For more technical documentation on optimizing these models, visit the NVIDIA Developer Portal for the latest day-zero optimization guides.
FAQ
Q: What is the best hardware for running a Gemma 4 inference speed benchmark?
A: For the 31B dense model, a GPU with at least 24GB of VRAM (like the RTX 3090 or 4090) is recommended using AWQ Int4 quantization. For the best unquantized performance, a DGX Spark or a system with 80GB+ HBM memory is ideal.

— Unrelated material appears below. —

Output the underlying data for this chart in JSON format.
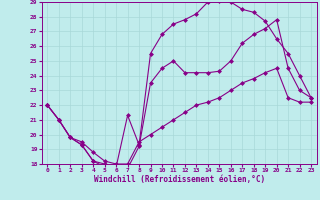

Q: Does Gemma 4 support web searching?
A: While the model weights are static, Gemma 4 is designed to use tools. When paired with a local runner like Ollama or Alarma that has web-access enabled, the model can pause, execute a search, and synthesize real-time news into a structured summary.
Q: Why is the 26B MoE model faster than the 31B dense model?
A: The MoE (Mixture of Experts) architecture only uses a fraction of its total parameters (approx. 4B) for each token generated. This reduces the amount of data that needs to be moved through the GPU's memory bandwidth, resulting in significantly higher tokens-per-second.
Q: Can I run Gemma 4 on a laptop?
A: Yes, the Gemma 4 E2B and E4B models are specifically designed for laptops and edge devices. A modern laptop with 16GB of RAM can comfortably run the E4B model for tasks like email drafting, code review, and basic data analysis.